A quote from my mid-April news column about delayed corn planting: "Hold off on worrying until mid-May." It was a curse to even offer advice like that.

Here we are in mid-May with a good portion of corn in some areas yet to plant. That said, what are some possible implications? Will we run out of growing season? Not likely, here. Maybe in north central Kansas.

Should I substitute a shorter season hybrid? Since we likely won't run out of growing season--no.

Later-planted corn is more susceptible to second generation corn borer so Bt corn is important. Don't forget to adjust refuge acres as necessary.

Weather is always a factor, but later planting means we have less chance of hitting that 'window' of good temperatures at pollination and adequate soil moisture during grain fill. Both 2007 and 2008 proved that, less than a guarantee. Don't try to predict the weather.

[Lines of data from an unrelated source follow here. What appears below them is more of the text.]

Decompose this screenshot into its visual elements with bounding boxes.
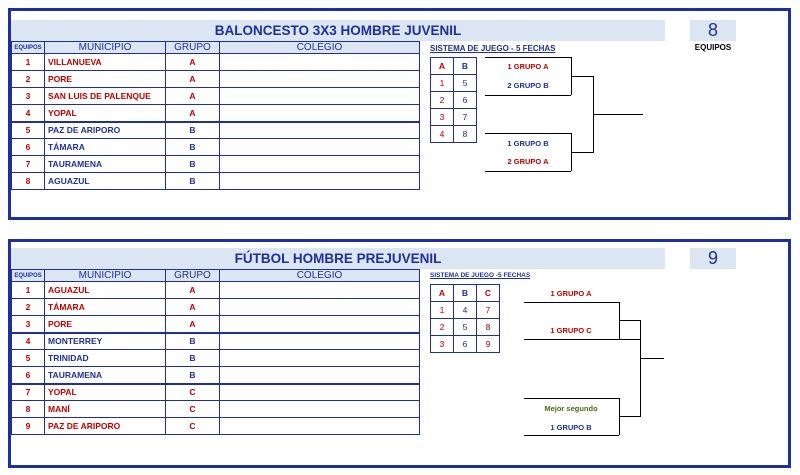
row-municipio: MONTERREY bbox=[45, 333, 166, 350]
row-colegio[interactable] bbox=[220, 316, 420, 333]
row-colegio[interactable] bbox=[220, 54, 420, 71]
row-colegio[interactable] bbox=[220, 333, 420, 350]
table-row bbox=[12, 418, 420, 435]
row-colegio[interactable] bbox=[220, 384, 420, 401]
row-number: 1 bbox=[12, 54, 45, 71]
table-row bbox=[12, 54, 420, 71]
row-number: 2 bbox=[12, 299, 45, 316]
panel1-team-table bbox=[11, 41, 420, 190]
row-number: 7 bbox=[12, 384, 45, 401]
bracket-slot: 1 GRUPO B bbox=[507, 139, 549, 148]
row-grupo: A bbox=[166, 282, 220, 299]
row-colegio[interactable] bbox=[220, 88, 420, 105]
row-grupo: C bbox=[166, 418, 220, 435]
group-cell: 7 bbox=[454, 109, 477, 126]
row-number: 4 bbox=[12, 333, 45, 350]
bracket-slot: 1 GRUPO C bbox=[550, 326, 592, 335]
group-cell: 8 bbox=[477, 319, 500, 336]
row-grupo: B bbox=[166, 333, 220, 350]
bracket-slot: 1 GRUPO A bbox=[550, 289, 592, 298]
col-header-equipos: EQUIPOS bbox=[12, 42, 45, 54]
row-number: 6 bbox=[12, 367, 45, 384]
panel1-title: BALONCESTO 3X3 HOMBRE JUVENIL bbox=[11, 20, 665, 41]
row-colegio[interactable] bbox=[220, 299, 420, 316]
row-municipio: TÁMARA bbox=[45, 299, 166, 316]
table-row bbox=[12, 316, 420, 333]
table-row bbox=[12, 350, 420, 367]
table-row bbox=[12, 88, 420, 105]
bracket-slot: 2 GRUPO B bbox=[507, 81, 549, 90]
bracket-line bbox=[524, 339, 640, 340]
row-colegio[interactable] bbox=[220, 418, 420, 435]
row-grupo: B bbox=[166, 367, 220, 384]
row-municipio: SAN LUIS DE PALENQUE bbox=[45, 88, 166, 105]
table-row bbox=[12, 333, 420, 350]
table-row bbox=[12, 71, 420, 88]
group-cell: 2 bbox=[431, 92, 454, 109]
group-header: A bbox=[431, 58, 454, 75]
row-municipio: YOPAL bbox=[45, 384, 166, 401]
bracket-slot: 2 GRUPO A bbox=[507, 157, 549, 166]
bracket-line bbox=[571, 152, 593, 153]
row-grupo: A bbox=[166, 316, 220, 333]
row-colegio[interactable] bbox=[220, 105, 420, 122]
group-cell: 9 bbox=[477, 336, 500, 353]
panel1-group-table bbox=[430, 57, 477, 143]
row-grupo: C bbox=[166, 401, 220, 418]
group-cell: 1 bbox=[431, 302, 454, 319]
row-number: 5 bbox=[12, 122, 45, 139]
panel2-system-label: SISTEMA DE JUEGO -5 FECHAS bbox=[430, 272, 531, 279]
panel2-team-count: 9 bbox=[690, 248, 736, 269]
group-cell: 5 bbox=[454, 75, 477, 92]
bracket-slot: 1 GRUPO B bbox=[550, 423, 592, 432]
group-cell: 7 bbox=[477, 302, 500, 319]
row-number: 3 bbox=[12, 88, 45, 105]
table-row bbox=[12, 384, 420, 401]
row-municipio: MANÍ bbox=[45, 401, 166, 418]
row-colegio[interactable] bbox=[220, 139, 420, 156]
row-colegio[interactable] bbox=[220, 401, 420, 418]
bracket-line bbox=[593, 114, 643, 115]
table-row bbox=[12, 173, 420, 190]
bracket-line bbox=[485, 133, 571, 134]
row-grupo: B bbox=[166, 122, 220, 139]
row-municipio: TAURAMENA bbox=[45, 367, 166, 384]
row-colegio[interactable] bbox=[220, 367, 420, 384]
table-row bbox=[12, 299, 420, 316]
row-colegio[interactable] bbox=[220, 350, 420, 367]
bracket-slot: Mejor segundo bbox=[544, 404, 598, 413]
panel2-team-table bbox=[11, 269, 420, 435]
row-municipio: PAZ DE ARIPORO bbox=[45, 122, 166, 139]
group-cell: 2 bbox=[431, 319, 454, 336]
row-number: 5 bbox=[12, 350, 45, 367]
row-municipio: PORE bbox=[45, 71, 166, 88]
bracket-line bbox=[524, 435, 619, 436]
bracket-line bbox=[640, 358, 664, 359]
row-number: 8 bbox=[12, 401, 45, 418]
col-header-colegio: COLEGIO bbox=[220, 42, 420, 54]
panel2-group-table bbox=[430, 284, 500, 353]
row-grupo: A bbox=[166, 54, 220, 71]
group-header: C bbox=[477, 285, 500, 302]
panel2-title: FÚTBOL HOMBRE PREJUVENIL bbox=[11, 248, 665, 269]
row-number: 1 bbox=[12, 282, 45, 299]
row-grupo: B bbox=[166, 156, 220, 173]
row-municipio: AGUAZUL bbox=[45, 282, 166, 299]
bracket-line bbox=[524, 398, 619, 399]
row-number: 8 bbox=[12, 173, 45, 190]
panel1-team-count: 8 bbox=[690, 20, 736, 41]
row-number: 4 bbox=[12, 105, 45, 122]
table-row bbox=[12, 122, 420, 139]
row-grupo: A bbox=[166, 88, 220, 105]
col-header-equipos: EQUIPOS bbox=[12, 270, 45, 282]
row-colegio[interactable] bbox=[220, 282, 420, 299]
bracket-line bbox=[485, 95, 571, 96]
row-municipio: PORE bbox=[45, 316, 166, 333]
col-header-municipio: MUNICIPIO bbox=[45, 42, 166, 54]
group-cell: 5 bbox=[454, 319, 477, 336]
group-cell: 3 bbox=[431, 109, 454, 126]
group-cell: 6 bbox=[454, 336, 477, 353]
group-header: B bbox=[454, 285, 477, 302]
row-colegio[interactable] bbox=[220, 156, 420, 173]
row-municipio: TRINIDAD bbox=[45, 350, 166, 367]
table-row bbox=[12, 105, 420, 122]
col-header-municipio: MUNICIPIO bbox=[45, 270, 166, 282]
bracket-line bbox=[571, 76, 593, 77]
row-municipio: YOPAL bbox=[45, 105, 166, 122]
panel1-count-label: EQUIPOS bbox=[694, 43, 732, 52]
panel1-system-label: SISTEMA DE JUEGO - 5 FECHAS bbox=[430, 44, 556, 53]
col-header-grupo: GRUPO bbox=[166, 270, 220, 282]
col-header-colegio: COLEGIO bbox=[220, 270, 420, 282]
row-number: 9 bbox=[12, 418, 45, 435]
row-municipio: AGUAZUL bbox=[45, 173, 166, 190]
group-cell: 4 bbox=[431, 126, 454, 143]
bracket-line bbox=[640, 320, 641, 417]
group-header: B bbox=[454, 58, 477, 75]
bracket-line bbox=[619, 320, 640, 321]
group-header: A bbox=[431, 285, 454, 302]
col-header-grupo: GRUPO bbox=[166, 42, 220, 54]
row-grupo: A bbox=[166, 299, 220, 316]
row-grupo: C bbox=[166, 384, 220, 401]
row-number: 2 bbox=[12, 71, 45, 88]
row-colegio[interactable] bbox=[220, 173, 420, 190]
group-cell: 1 bbox=[431, 75, 454, 92]
bracket-line bbox=[524, 302, 619, 303]
group-cell: 3 bbox=[431, 336, 454, 353]
row-number: 6 bbox=[12, 139, 45, 156]
table-row bbox=[12, 401, 420, 418]
row-grupo: A bbox=[166, 71, 220, 88]
row-colegio[interactable] bbox=[220, 122, 420, 139]
table-row bbox=[12, 156, 420, 173]
row-grupo: A bbox=[166, 105, 220, 122]
row-grupo: B bbox=[166, 139, 220, 156]
table-row bbox=[12, 139, 420, 156]
row-grupo: B bbox=[166, 350, 220, 367]
row-municipio: TÁMARA bbox=[45, 139, 166, 156]
group-cell: 6 bbox=[454, 92, 477, 109]
row-municipio: PAZ DE ARIPORO bbox=[45, 418, 166, 435]
row-number: 7 bbox=[12, 156, 45, 173]
group-cell: 4 bbox=[454, 302, 477, 319]
bracket-line bbox=[619, 416, 640, 417]
table-row bbox=[12, 282, 420, 299]
row-colegio[interactable] bbox=[220, 71, 420, 88]
group-cell: 8 bbox=[454, 126, 477, 143]
bracket-line bbox=[485, 171, 571, 172]
bracket-line bbox=[485, 57, 571, 58]
row-grupo: B bbox=[166, 173, 220, 190]
row-municipio: VILLANUEVA bbox=[45, 54, 166, 71]
row-number: 3 bbox=[12, 316, 45, 333]
table-row bbox=[12, 367, 420, 384]
bracket-slot: 1 GRUPO A bbox=[507, 62, 549, 71]
row-municipio: TAURAMENA bbox=[45, 156, 166, 173]
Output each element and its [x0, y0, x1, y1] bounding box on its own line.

And the good news: While long-term analysis indicates yield declines with later planting in south central Kansas, there is less of a trend of this here in northeast Kansas.

Fusarium head blight

If you're a wheat grower, 2008's head scab (fusarium head blight) mess is still fresh in your mind. Unfortunately, 2009 is shaping up as a potentially challenging year, as well.

For more information on FHB, including some information for an analysis of your susceptibility, check out the latest Crop Connections available at www.meadowlark.ksu.edu under the Crops and Soils heading.

Evergreen decline

Decline of our evergreen trees, has been a real problem this spring. And while there are many potential answers, it's likely that one or more actually describes your situation.

Moisture may be the biggest contributor to cedar tree problems--both too much and not enough. Since cedar trees continue respiration throughout the year, the water supply to roots needs constant replenishment. And while spring moisture has been ample, we went for a stretch this winter without much moisture at all. Some trees likely gave up this spring and have died.

On the flip side, a wet 2008 and now 2009 likely has resulted in some root damage purely from too much water. Cedars don't like wet feet, and periods of moisture or moisture conditions that result in wet feet for more than 24 hours or so, can be a real problem.

From the pine standpoint, Dothistroma needle blight has been rampant on Austrian pines. Some stands have shown severe damage. Fortunately, Dothistroma is treatable with fungicides.

The pine disease that cannot be treated is pine wilt and, it, too, has been weighing on stands this year. Primarily on Scots pines, pine wilt seems to also be showing up a lot more in Austrian pine stands. Once a tree is infected, removal is your best option--do so, soon.

For Dothistroma treatment options, request a copy of L-722, Pine Diseases In Kansas: Tip Blight, Dothistroma Needle Blight, and Pine Wilt. For other brown evergreens, since they aren't coming back, it's time to begin a replacement plan.